I agree with the right hon. Gentleman; there are knock-on consequences to delaying decisions, and to changing the promises and commitments that were made in previous reviews.
Yes, the MOD received an additional £16.5 billion in December for the rest of this Parliament, but the Office for Budget Responsibility confirms that there is a £7 billion shortfall in the 10-year equipment plan. Of course we want to seek to retain full-spectrum capability, but investment in the new cyber and space programmes has been paid for by cuts to our conventional capabilities. If the pandemic has taught us anything, it is the need for resilience and flexibility. I therefore stress that it would
be a grave error to reduce the size of the Army by the speculated 10,000 troops. I suspect that the Whips might have a problem if that were put to a vote in this House.
Let me step back; what Britain has traditionally brought to the table is our leadership. Our diplomatic reach, agency work and overseas aid programmes have allowed us to offer workable solutions to problems and to lead the alliances to fix them. I am genuinely concerned that Whitehall has lost the bandwidth—or, indeed, the appetite—to do this. I hope that the publication of the integrated review will prove me wrong.

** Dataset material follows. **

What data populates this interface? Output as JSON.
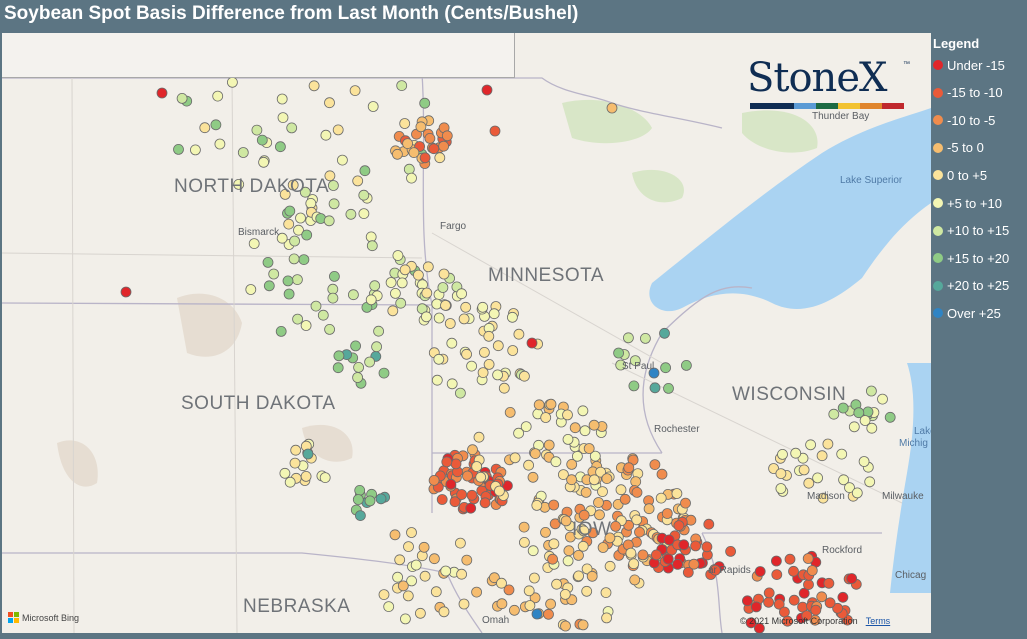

Finally, I want to turn to China, our biggest geopolitical long-term threat, which warrants its own chapter in the review. For decades, the west has turned a blind eye to China’s human rights abuses and democratic deficit, hoping that it will mature into a global responsible citizen. Well, we now realise that that will not happen. China’s conduct in the pandemic, in Hong Kong, in the South China sea, along with its continued abuse of World Trade Organisation rules and the way it has saddled dozens of countries with debt confirms that it is pursuing a competing long-term geopolitical agenda, which, left unchecked, will progressively see our world splinter into two spheres of influence.
Economically, technologically and militarily, China will challenge and possibly overtake US dominance in our lifetime. Militarily, China’s navy grows by the size of our Navy every single year. It is now introducing its own fifth generation air force, and its army is now the largest in the world. It is sending more rockets into space than all the other nations combined and perfecting space-based weapons.
In my view, cold war two has already begun, but we are still in denial and too timid to call it out, because of China’s mighty economic clout. This time, it will not be a build-up of military hardware, troops and nuclear weapons either side of an iron curtain. It will be fought on two very different fronts. First, nations will be forced to take sides, and China is winning here. It is neutralising countries by ensnaring them in long-term debt, controlling states by owning their data and paralysing the international apparatus, such as the United Nations, so removing global scrutiny. Secondly, it involves so-called short of war operations, bypassing direct military engagement through the use of cyber weapons to hit societies directly, as every aspect of our lives goes online. This is the modern battlefield: interference in our critical national infrastructure, including eventually satellites; misinformation via social media; and data theft, including personal data. This is the new reality that the integrated review must address.
I hope that I have articulated to the Minister why this review of all reviews in our generation is arguably the most important for us to publish. It was a brave Churchill in 1946 who warned the west in his iron curtain speech of the advancing Soviet threat. This review offers our Prime Minister today an opportunity to do something similar, starting by expanding the G7 permanently to include Australia, India and Korea, which would represent more than half the world’s GDP, the basis on which we could reform our international trade and security standards. For China’s Achilles heel is its economy. Global trade is critical for China’s advancement. During the last war, the UK and the US got together to write the Atlantic Charter, which formed the basis for so many of the Bretton Woods organisations that built up our world order and which has served us so well for the past few
decades. They now need attention. Perhaps it is time for us to look at an Atlantic Charter 2.0. Again, this is something on which the integrated view could focus.
In conclusion, it is time to up our game. The integrated review is a critical statement of intent, re-establishing our post-Brexit credentials and setting out a coherent vision of the UK’s place in the world. It is vital that the Government produce this roadmap, because it is currently missing. I hope that the Minister and the Government are listening carefully to the impressive list of parliamentary colleagues who will be speaking today, no doubt supporting this publication. I hope that there will be no further delay in the integrated review. It must be not another exercise to salami-slice capabilities, manpower, or indeed defence spending but a genuine appraisal of our defence posture and the formal confirmation of our nation elevating its global ambitions and its desire to play a more proactive role on the international stage.